Endangered Species: Artists on the Front Line of Biodiversity presents 70 works of art in various media, from rare books to cutting-edge video, that span the 19th through 21st centuries. It highlights artists who celebrate biodiversity’s exquisite complexity, interpret natural and human-induced extinctions of plants and animals, and focus on endangered species from diverse ecosystems. The exhibition explores art’s historic role in raising public awareness about the human activities that threaten habitats. Weaving together art, natural science, and conservation, Endangered Species also features creative solutions by ecological artists who revitalize habitats and reconnect people to the rich tapestry of life. Featured artists include Ernst Haeckel, George Catlin, Andy Warhol, Patricia Johanson, Isabella Kirkland, and David Liitschwager, among many others.
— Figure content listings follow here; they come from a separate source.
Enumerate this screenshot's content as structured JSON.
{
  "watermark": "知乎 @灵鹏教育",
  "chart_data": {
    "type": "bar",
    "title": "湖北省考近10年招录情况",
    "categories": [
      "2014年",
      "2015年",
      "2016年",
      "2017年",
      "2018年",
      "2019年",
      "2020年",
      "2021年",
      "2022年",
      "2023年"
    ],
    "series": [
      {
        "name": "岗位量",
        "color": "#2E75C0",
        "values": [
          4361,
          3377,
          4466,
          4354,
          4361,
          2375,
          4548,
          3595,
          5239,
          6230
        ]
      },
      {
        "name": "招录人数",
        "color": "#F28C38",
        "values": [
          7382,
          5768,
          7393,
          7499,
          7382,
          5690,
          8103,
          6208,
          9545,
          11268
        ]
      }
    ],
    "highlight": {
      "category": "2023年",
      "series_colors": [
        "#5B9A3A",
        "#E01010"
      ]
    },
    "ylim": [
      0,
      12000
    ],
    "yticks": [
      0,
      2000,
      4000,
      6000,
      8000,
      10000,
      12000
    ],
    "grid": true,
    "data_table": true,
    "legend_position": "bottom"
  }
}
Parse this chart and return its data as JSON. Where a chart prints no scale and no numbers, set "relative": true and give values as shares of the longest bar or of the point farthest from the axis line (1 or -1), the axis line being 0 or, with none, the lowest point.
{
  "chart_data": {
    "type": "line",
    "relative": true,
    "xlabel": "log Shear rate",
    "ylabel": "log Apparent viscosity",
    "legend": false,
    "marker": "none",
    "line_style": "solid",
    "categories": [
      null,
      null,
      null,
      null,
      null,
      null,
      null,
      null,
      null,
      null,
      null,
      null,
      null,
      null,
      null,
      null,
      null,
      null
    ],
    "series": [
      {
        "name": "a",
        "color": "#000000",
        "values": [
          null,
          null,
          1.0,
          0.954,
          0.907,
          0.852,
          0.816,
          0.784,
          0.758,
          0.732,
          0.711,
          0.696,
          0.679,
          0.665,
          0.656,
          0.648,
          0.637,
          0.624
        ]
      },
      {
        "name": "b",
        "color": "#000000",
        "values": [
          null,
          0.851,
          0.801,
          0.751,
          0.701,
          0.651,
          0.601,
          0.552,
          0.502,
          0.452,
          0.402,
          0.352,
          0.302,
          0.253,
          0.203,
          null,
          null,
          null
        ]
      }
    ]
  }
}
“We often read news headlines with alarming statistics—60% of the world’s primates, including apes, lemurs and monkeys, are facing extinction—and then turn the page,” said Barbara Matilsky, exhibition curator, and Curator of Art at the Whatcom Museum.” Artists take this information and create imagery that inspires emotional and thought-provoking responses. Hopefully, Endangered Species will stimulate visitors to join with artists, scientists, and conservationists in preserving life’s biodiversity.”
The Norcliffe Foundation is a private nonprofit family foundation established in 1952 by Paul Pigott with the intention of improving the quality of life of people in Puget Sound communities by the application of financial and human resources. Succeeding generations of the family have continued to support The Foundation in this tradition. Grants are given to nonprofit organizations, and areas of support include education, health, social services, civic improvement, religion, culture and the arts, the environment, historic preservation, and youth programs.